Starting in June, 2007, I had taken a position as the manufacturing engineer in charge of the transition of SpaceShip, Mothership, and Rocket Motors from the prototype stage at Scaled to production at "The Spaceship Company", which is the company that will eventually produce the production passenger carrying aircraft. I was responsible for factory floor layout, technical interface with the factory construction contractor, assembly planning, capital equipment acquisition, staffing planning, and scheduling. Due to the Rocket Motor accident on July 26th, 2007, work on the production facility slowed substantially late in the year.
In December, 2007, I took responsibility for the Systems Safety Analysis for the SpaceShip, Mothership, and Rocket Motors. This involved creating a Failure Hazard Analysis, including criticality levels, and then creating fault trees for each failure mode. This turned out to be fascinating due to the fact that I needed to become intimately familiar with both the architecture and the design implementation of each of the systems (hydraulic, pneumatic, electric, flight control, instrumentation, avionics, etc.) of each aircraft. I needed to learn a LOT in order to create an accurate model of the reliability/safety of each system in each aircraft. Scaled has never really done a systematic analysis of this type before, and it was very illuminating to see how the aircraft industry does these and why, and what reliability levels are required for passenger carrying aircraft. I like to think that I was instrumental in bringing this analysis technique into Scaled to use on a regular basis.
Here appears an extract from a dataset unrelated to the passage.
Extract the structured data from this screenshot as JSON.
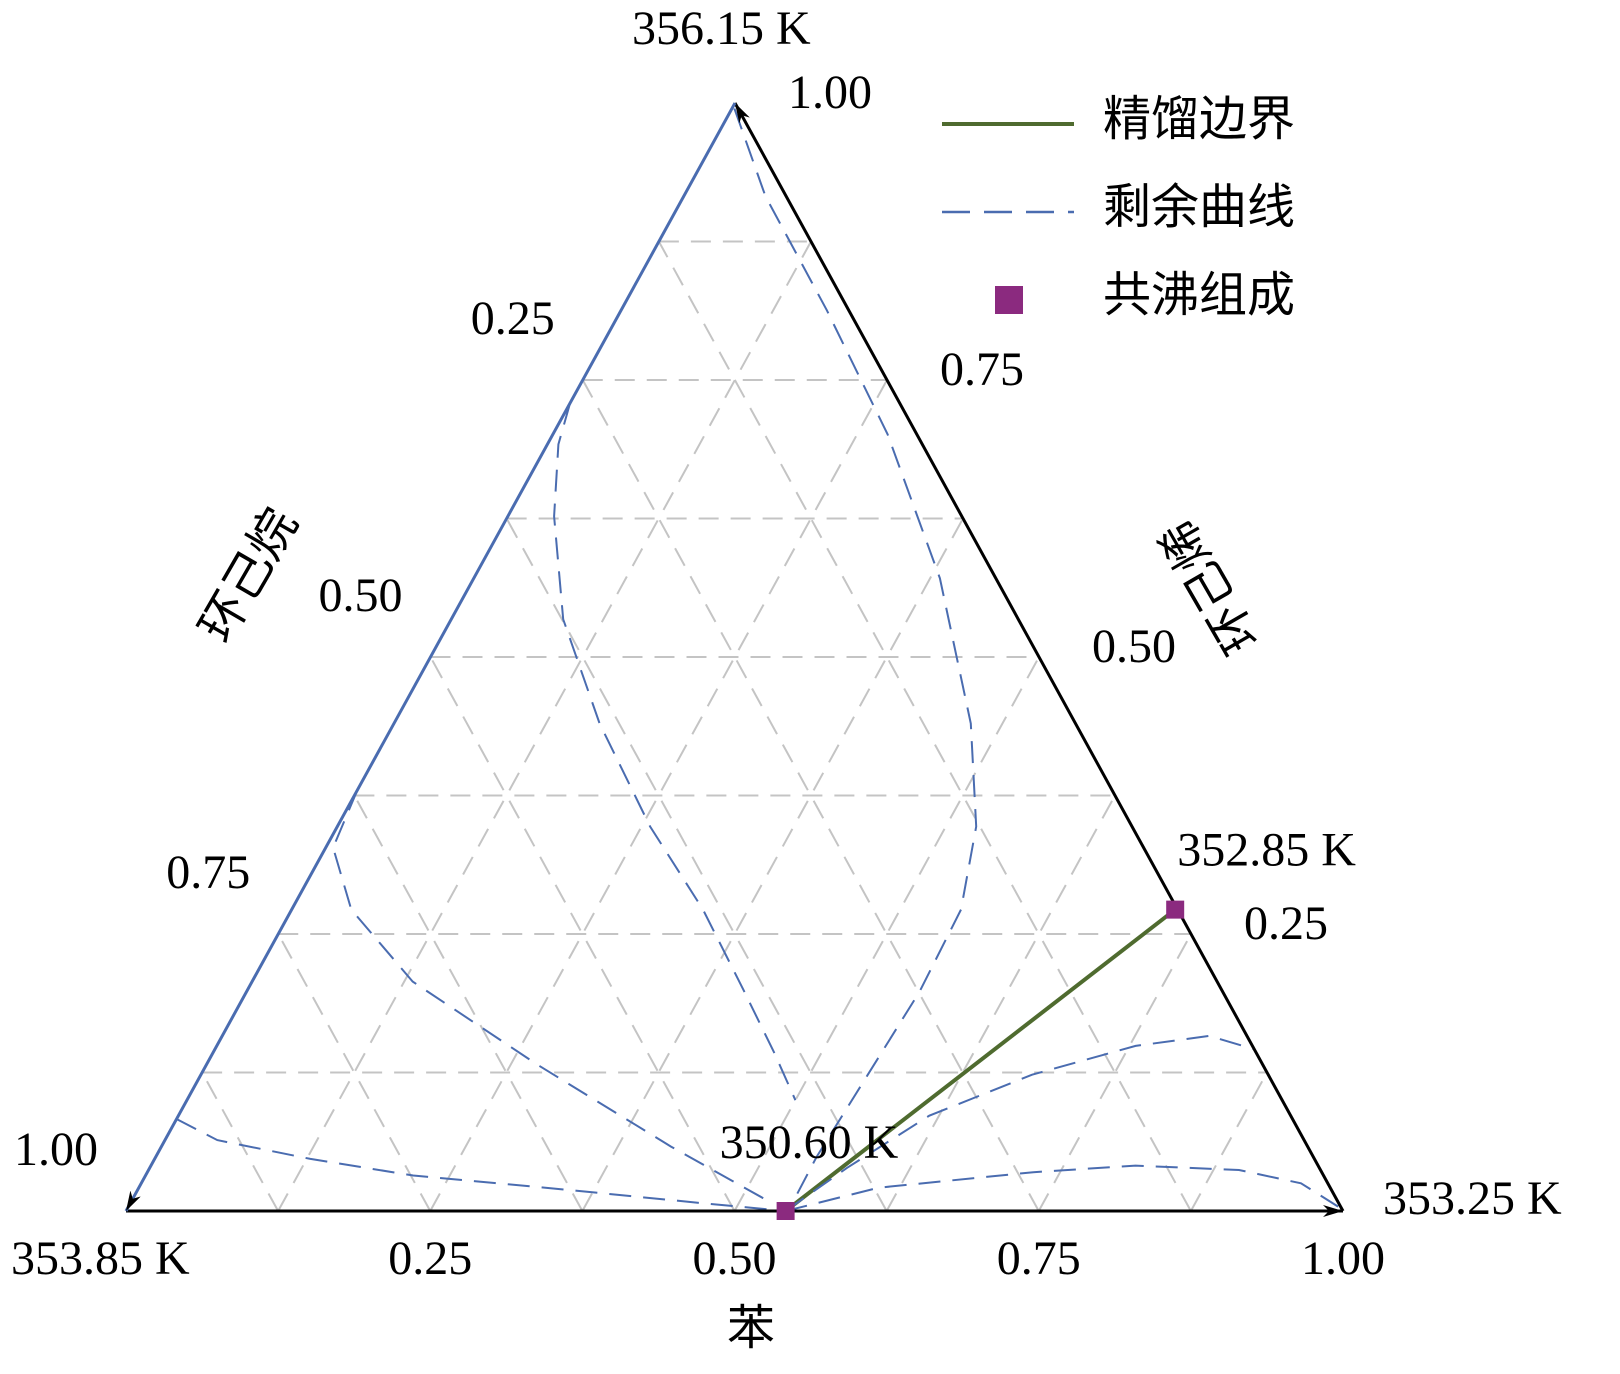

As of April 9th, 2008, I took over responsibility for the re-started Rocket Motor Development program for SS2. I was responsible for the internal engineering and manufacturing, as well as any external contractual arrangements with major sub-contractors. This was a large increase in responsibility, authority, and budgetary control. I looked forward to contributing to the success of the SS2 program by helping to develop a safe, workable and cost effective rocket motor solution.
After slightly more than three years as the RM2 project engineer, I assisted the startup of the StratoLaunch aircraft program prior to leaving Scaled Composites on February 10th, 2012.